Ryan continued to apologize, continued to aver that this would never happen again. Hamilton Mayfair stepped out of the shadows and gave a little nod of greeting and then vanished as softly and soundlessly as he had appeared.
Beatrice came into the room with a soft jingling noise, perhaps of bracelets, Michael didn’t know. Michael felt her kiss before he saw her, and caught her jasmine perfume. It made him think of the garden in summer. Summer. That wasn’t so very far away. The bedroom was shadowy as always with the candles and only one small lamp. Beatrice put her arms around him and held him tight.
“Oh, darling,” she said, “you’re soaking wet.”
Michael nodded. “That’s true.”
“Now don’t be upset,” said Bea, scoldingly, “everything turned out just fine. Mona and Yuri took care of everything. We were determined to have everything straightened out before you came back.”
“That was kind of you,” said Michael.
“You’re exhausted,” said Mona. “You need to rest.”
“Now, come, you must get out of these wet clothes,” said Beatrice. “You’re going to be chilled. Are your things in the front room?”
He nodded.
“I’ll help you,” said Mona.
“Aaron. Where is Aaron?” asked Michael.
“Oh, he’s just fine,” said Beatrice. She turned and flashed a brilliant smile at him. “Don’t you worry about Aaron. He’s in the dining room having his tea. He snapped right into action when Mona and Yuri woke him up. He’s fine. Just fine. Now I’m going downstairs to get you something hot to drink. Please let Mona help you. Get out of those clothes now.”
She cast a long look up and down at him, and he looked down and saw the dark splatters ail over his sweater and pants. The clothes were so wet and so dark you couldn’t tell the difference between the blood and the water. But when the clothes dried, you could.
Mona opened the door of the front bedroom and he followed her inside. There was the wedding bed with its white canopy. More flowers. Yellow roses. The draperies of the front windows were opened, and the street light shone in the wandering branches of the oaks. Like a treehouse, this bedroom, Michael thought.
Mona started to help him with his sweater. “You know what? These clothes are so old, I’m going to do you a real favor. I’m going to burn them. Does this fireplace work?”
He nodded.
“What did you do with the bodies of the two men?”

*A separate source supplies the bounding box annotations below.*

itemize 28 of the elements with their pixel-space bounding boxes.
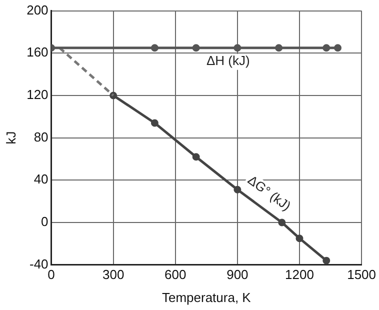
y-tick-label: 0: [41, 214, 48, 230]
point: [334, 44, 342, 52]
point: [192, 153, 200, 161]
point: [278, 218, 286, 226]
x-tick-label: 1200: [285, 267, 314, 282]
x-tick-label: 600: [164, 267, 186, 282]
y-tick-label: 200: [26, 2, 48, 18]
point: [275, 44, 283, 52]
series-label: ΔH (kJ): [206, 52, 250, 68]
x-axis-title: Temperatura, K: [162, 290, 252, 305]
point: [150, 119, 158, 127]
y-tick-label: 120: [26, 87, 48, 102]
point: [192, 44, 200, 52]
point: [296, 234, 304, 242]
point: [322, 44, 330, 52]
point: [322, 256, 330, 264]
y-axis-title: kJ: [3, 131, 18, 144]
y-tick-label: 40: [34, 172, 48, 187]
text: ΔG° (kJ): [245, 172, 294, 214]
point: [150, 44, 158, 52]
x-tick-label: 1500: [347, 267, 376, 282]
x-tick-label: 300: [102, 267, 124, 282]
y-tick-label: 80: [34, 129, 48, 144]
y-tick-label: 160: [26, 44, 48, 60]
point: [234, 186, 242, 194]
y-tick-label: -40: [29, 256, 48, 272]
point: [234, 44, 242, 52]
x-tick-label: 900: [226, 267, 248, 282]
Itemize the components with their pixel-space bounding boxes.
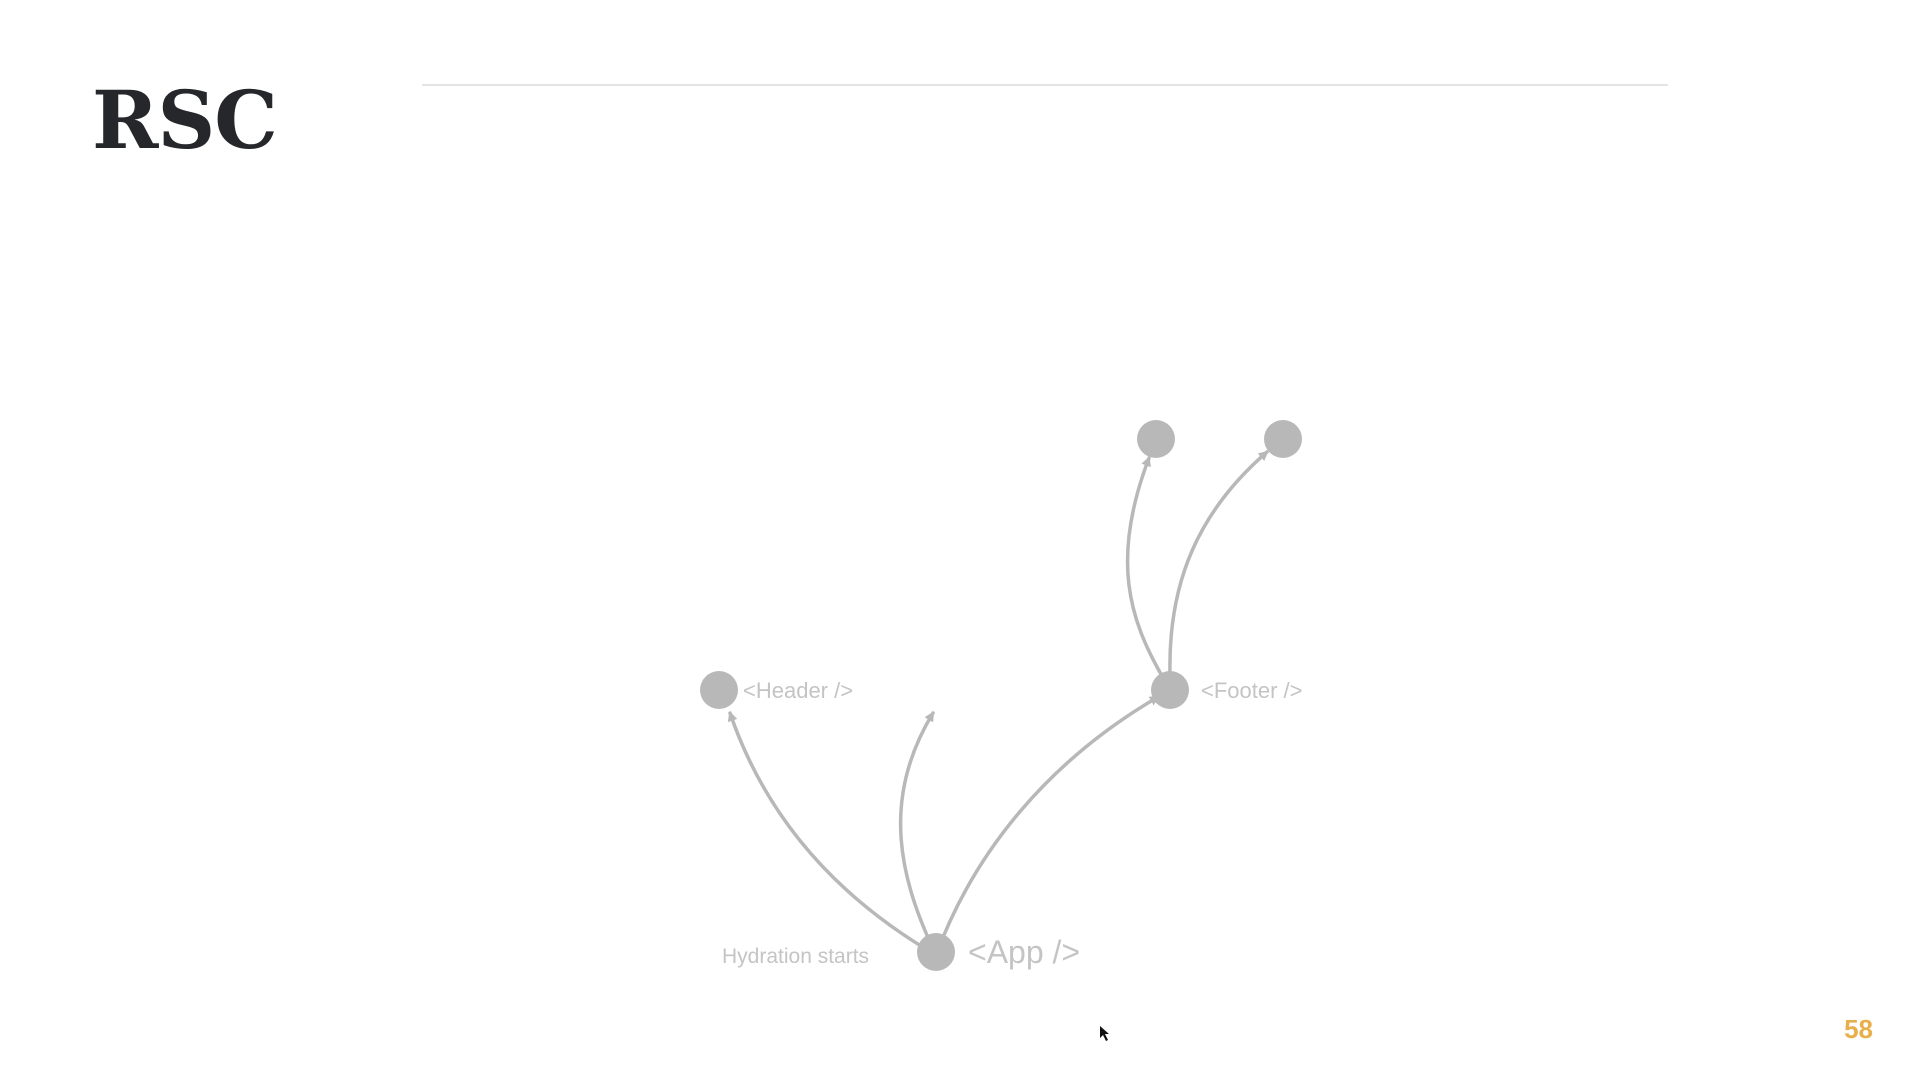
node-app bbox=[917, 933, 955, 971]
label-app: <App /> bbox=[968, 934, 1080, 970]
label-footer: <Footer /> bbox=[1201, 678, 1303, 703]
label-header: <Header /> bbox=[743, 678, 853, 703]
slide-title: RSC bbox=[92, 73, 278, 167]
node-footer bbox=[1151, 671, 1189, 709]
node-header bbox=[700, 671, 738, 709]
edge-footer-child-2 bbox=[1168, 450, 1269, 676]
top-divider bbox=[422, 84, 1668, 86]
edge-app-footer bbox=[934, 695, 1160, 957]
page-number: 58 bbox=[1844, 1014, 1873, 1044]
annotation-hydration: Hydration starts bbox=[722, 945, 869, 968]
edge-app-empty bbox=[898, 711, 938, 957]
mouse-pointer-icon bbox=[1100, 1026, 1109, 1041]
node-footer-child-1 bbox=[1137, 420, 1175, 458]
edge-footer-child-1 bbox=[1125, 456, 1164, 678]
edge-app-header bbox=[727, 711, 938, 957]
node-footer-child-2 bbox=[1264, 420, 1302, 458]
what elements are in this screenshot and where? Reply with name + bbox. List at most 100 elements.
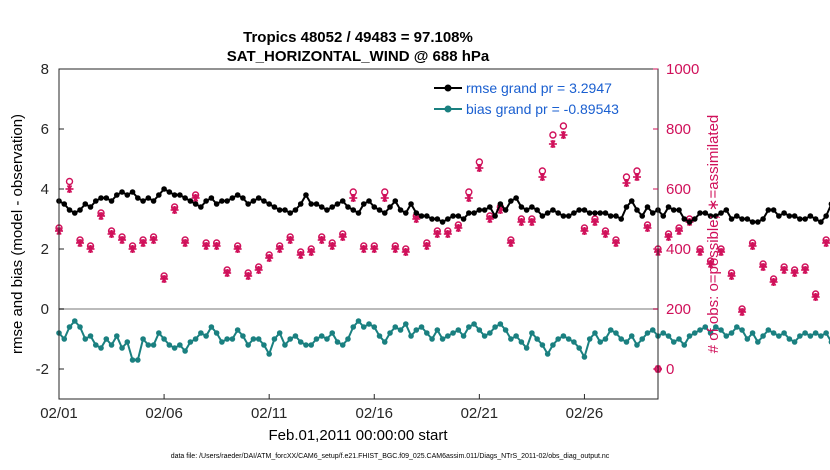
rmse-series-point xyxy=(508,198,514,204)
bias-series-point xyxy=(728,330,735,336)
rmse-series-point xyxy=(791,213,798,219)
bias-series-point xyxy=(276,330,283,336)
obs-assimilated-marker xyxy=(149,236,158,244)
rmse-series-point xyxy=(87,204,94,210)
bias-series-point xyxy=(87,333,94,339)
obs-assimilated-marker xyxy=(128,245,137,253)
rmse-series-point xyxy=(208,195,215,201)
bias-series-point xyxy=(77,324,83,330)
rmse-series-point xyxy=(676,207,682,213)
obs-assimilated-marker xyxy=(538,173,547,181)
rmse-series-point xyxy=(408,201,414,207)
obs-assimilated-marker xyxy=(307,248,316,256)
obs-assimilated-marker xyxy=(160,275,169,283)
bias-series-point xyxy=(681,342,688,348)
bias-series-point xyxy=(413,327,420,333)
rmse-series-point xyxy=(623,204,630,210)
rmse-series-point xyxy=(434,216,441,222)
legend-box xyxy=(430,75,656,119)
x-axis-ticks: 02/01 02/06 02/11 02/16 02/21 02/26 xyxy=(40,394,603,422)
bias-series-point xyxy=(350,324,357,330)
bias-series-point xyxy=(513,333,519,339)
rmse-series-point xyxy=(560,213,567,219)
obs-assimilated-marker xyxy=(454,224,463,232)
bias-series-point xyxy=(145,342,152,348)
bias-series-point xyxy=(660,330,667,336)
obs-assimilated-marker xyxy=(548,140,557,148)
rmse-series-point xyxy=(92,198,99,204)
bias-series-point xyxy=(639,336,646,342)
rmse-series-point xyxy=(203,198,209,204)
bias-series-point xyxy=(755,339,761,345)
rmse-series-point xyxy=(586,210,593,216)
bias-series-point xyxy=(113,333,120,339)
legend: rmse grand pr = 3.2947 bias grand pr = -… xyxy=(430,75,656,119)
rmse-series-point xyxy=(602,210,609,216)
bias-series-point xyxy=(565,336,572,342)
rmse-series-point xyxy=(639,213,646,219)
bias-series-point xyxy=(135,357,141,363)
rmse-series-point xyxy=(749,219,756,225)
bias-series-point xyxy=(818,333,824,339)
bias-series-point xyxy=(555,336,561,342)
rmse-series-point xyxy=(565,213,572,219)
obs-assimilated-marker xyxy=(611,239,620,247)
rmse-series-point xyxy=(487,204,493,210)
bias-series-point xyxy=(586,336,593,342)
obs-assimilated-marker xyxy=(464,194,473,202)
bias-series-point xyxy=(481,333,488,339)
rmse-series-point xyxy=(350,207,357,213)
rmse-series-point xyxy=(523,207,530,213)
rmse-series-point xyxy=(177,192,183,198)
rmse-series-point xyxy=(613,213,619,219)
rmse-series-point xyxy=(224,198,230,204)
bias-series-point xyxy=(255,336,262,342)
rmse-series-point xyxy=(135,195,141,201)
bias-series-point xyxy=(466,324,472,330)
bias-series-point xyxy=(707,330,714,336)
obs-assimilated-marker xyxy=(790,269,799,277)
bias-series-point xyxy=(634,342,640,348)
rmse-series-point xyxy=(355,210,362,216)
obs-assimilated-marker xyxy=(769,278,778,286)
rmse-series-point xyxy=(571,210,577,216)
rmse-series-point xyxy=(744,216,751,222)
rmse-series-point xyxy=(271,204,278,210)
rmse-series-point xyxy=(387,204,393,210)
rmse-series-point xyxy=(665,204,672,210)
obs-assimilated-marker xyxy=(706,260,715,268)
bias-series-point xyxy=(471,321,477,327)
bias-series-point xyxy=(649,327,656,333)
bias-series-point xyxy=(240,333,246,339)
bias-series-point xyxy=(213,330,220,336)
rmse-series-point xyxy=(818,219,824,225)
rmse-series-point xyxy=(802,216,808,222)
rmse-series-point xyxy=(702,210,709,216)
obs-assimilated-marker xyxy=(675,227,684,235)
rmse-series-point xyxy=(544,210,551,216)
bias-series-point xyxy=(670,339,677,345)
rmse-series-point xyxy=(439,219,446,225)
bias-series-point xyxy=(156,330,162,336)
bias-series-point xyxy=(597,339,604,345)
bias-series-point xyxy=(581,354,588,360)
bias-series-point xyxy=(476,327,483,333)
bias-series-point xyxy=(723,333,730,339)
bias-series-point xyxy=(282,342,288,348)
right-tick-label: 0 xyxy=(666,361,674,378)
obs-assimilated-marker xyxy=(86,245,95,253)
bias-series-point xyxy=(665,333,672,339)
x-tick-label: 02/21 xyxy=(461,405,499,422)
bias-series-point xyxy=(103,336,110,342)
rmse-series-point xyxy=(371,204,378,210)
rmse-series-point xyxy=(429,216,435,222)
bias-series-point xyxy=(702,324,709,330)
rmse-series-point xyxy=(402,210,409,216)
rmse-series-point xyxy=(445,216,451,222)
rmse-series-point xyxy=(555,210,561,216)
bias-series-point xyxy=(287,336,293,342)
bias-series-point xyxy=(576,345,582,351)
rmse-series-point xyxy=(755,219,761,225)
bias-series-point xyxy=(150,342,157,348)
bias-series-point xyxy=(129,357,136,363)
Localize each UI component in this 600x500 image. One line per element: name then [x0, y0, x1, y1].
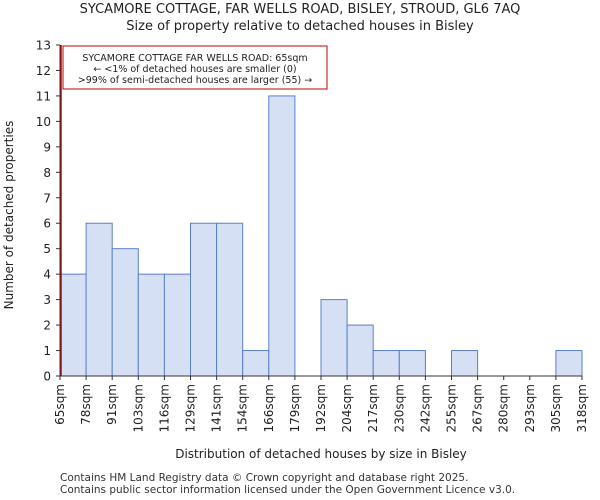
- bar-166sqm: [268, 95, 296, 377]
- y-tick-label: 2: [43, 319, 51, 333]
- y-tick-label: 10: [36, 115, 51, 129]
- bar-65sqm: [59, 273, 87, 377]
- x-tick-label: 116sqm: [157, 384, 171, 432]
- x-tick-label: 103sqm: [131, 384, 145, 432]
- x-tick-label: 78sqm: [79, 384, 93, 425]
- bar-192sqm: [320, 299, 348, 377]
- bar-204sqm: [346, 324, 374, 377]
- bar-230sqm: [398, 350, 426, 377]
- x-tick-label: 280sqm: [497, 384, 511, 432]
- x-tick-label: 179sqm: [288, 384, 302, 432]
- chart-title: SYCAMORE COTTAGE, FAR WELLS ROAD, BISLEY…: [79, 2, 521, 17]
- x-tick-label: 91sqm: [105, 384, 119, 425]
- footer-line-1: Contains HM Land Registry data © Crown c…: [60, 472, 469, 484]
- x-tick-label: 204sqm: [340, 384, 354, 432]
- bar-141sqm: [216, 222, 244, 377]
- x-axis-label: Distribution of detached houses by size …: [175, 447, 467, 461]
- annotation-border: [62, 45, 328, 90]
- x-tick-label: 318sqm: [575, 384, 589, 432]
- x-tick-label: 166sqm: [262, 384, 276, 432]
- x-tick-label: 255sqm: [445, 384, 459, 432]
- bar-78sqm: [85, 222, 113, 377]
- bar-129sqm: [190, 222, 218, 377]
- x-tick-label: 192sqm: [314, 384, 328, 432]
- bar-91sqm: [111, 248, 139, 377]
- bar-255sqm: [451, 350, 479, 377]
- footer-line-2: Contains public sector information licen…: [60, 484, 516, 496]
- x-tick-label: 141sqm: [210, 384, 224, 432]
- x-tick-label: 217sqm: [366, 384, 380, 432]
- y-tick-label: 8: [43, 166, 51, 180]
- y-tick-label: 4: [43, 268, 51, 282]
- annotation-box: SYCAMORE COTTAGE FAR WELLS ROAD: 65sqm ←…: [62, 45, 328, 90]
- y-tick-label: 5: [43, 242, 51, 256]
- x-tick-label: 65sqm: [53, 384, 67, 425]
- x-tick-label: 293sqm: [523, 384, 537, 432]
- bars-group: [59, 95, 583, 377]
- y-axis-label: Number of detached properties: [2, 121, 16, 310]
- y-tick-label: 13: [36, 39, 51, 53]
- y-tick-label: 12: [36, 64, 51, 78]
- bar-305sqm: [555, 350, 583, 377]
- chart-subtitle: Size of property relative to detached ho…: [126, 19, 474, 34]
- x-tick-label: 267sqm: [471, 384, 485, 432]
- y-tick-label: 7: [43, 191, 51, 205]
- y-tick-label: 0: [43, 370, 51, 384]
- annotation-line2: ← <1% of detached houses are smaller (0): [93, 64, 296, 75]
- bar-103sqm: [137, 273, 165, 377]
- bar-116sqm: [163, 273, 191, 377]
- x-tick-label: 242sqm: [418, 384, 432, 432]
- y-tick-label: 3: [43, 293, 51, 307]
- x-tick-label: 230sqm: [392, 384, 406, 432]
- bar-217sqm: [372, 350, 400, 377]
- y-tick-label: 1: [43, 344, 51, 358]
- x-tick-label: 305sqm: [549, 384, 563, 432]
- y-tick-label: 11: [36, 89, 51, 103]
- y-tick-label: 9: [43, 140, 51, 154]
- annotation-line3: >99% of semi-detached houses are larger …: [78, 75, 312, 86]
- bar-154sqm: [242, 350, 270, 377]
- x-ticks-group: 65sqm 78sqm 91sqm 103sqm 116sqm 129sqm 141sqm 1…: [53, 376, 589, 432]
- x-tick-label: 154sqm: [236, 384, 250, 432]
- x-tick-label: 129sqm: [184, 384, 198, 432]
- annotation-line1: SYCAMORE COTTAGE FAR WELLS ROAD: 65sqm: [82, 53, 307, 64]
- y-tick-label: 6: [43, 217, 51, 231]
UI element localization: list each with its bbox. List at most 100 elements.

“Shhh. Don’t talk so loud,” she said with an immediate sense of immense drama. “Yuri and I took care of that. Don’t ask again.”
She pulled down his zipper.
“You know I killed it,” he said.
She nodded. “Right. I wish I could have seen it. Just one time! You know, had a really good look at him!”
“No, you didn’t want to see it, and don’t ever go looking for it, don’t ever ask me where I disposed of it, or…”
She didn’t answer him. Her face seemed still, determined, beyond his influence, beyond his tenderness or his concern. Her own unique mixture of innocence and knowledge baffled him as surely now as it had ever done. She seemed unmarked in her freshness, her beauty, yet deep within some dangerous chamber of her own thoughts.
“You feel cheated?” he whispered.
Still she didn’t answer. She’d never looked so mature-so knowing, so much the woman. And so much the mystery-the simple mystery of another being, alien to us by simple nature and separateness-one among many whom we will never fully possess or know or comprehend.
He reached into his pocket. He held out the muddy emerald, and he heard her gasp before he looked up again and saw the amazement in her face.
“Take this away with you,” he said under his breath. “This is yours now. Take it. And don’t ever, ever turn around and look over your shoulder. Don’t ever try to understand.”
Again, she was grave and silent, absorbing his words, but giving no hint of her own true response. Perhaps her expression was respectful; perhaps it was merely remote.
She closed her hand over the emerald as though to conceal it utterly. She pressed her closed hand into the bundle of his soiled clothes.
“Go bathe now,” she said calmly. “Go rest. But first-the pants, and the socks and shoes. Let me get rid of them too.”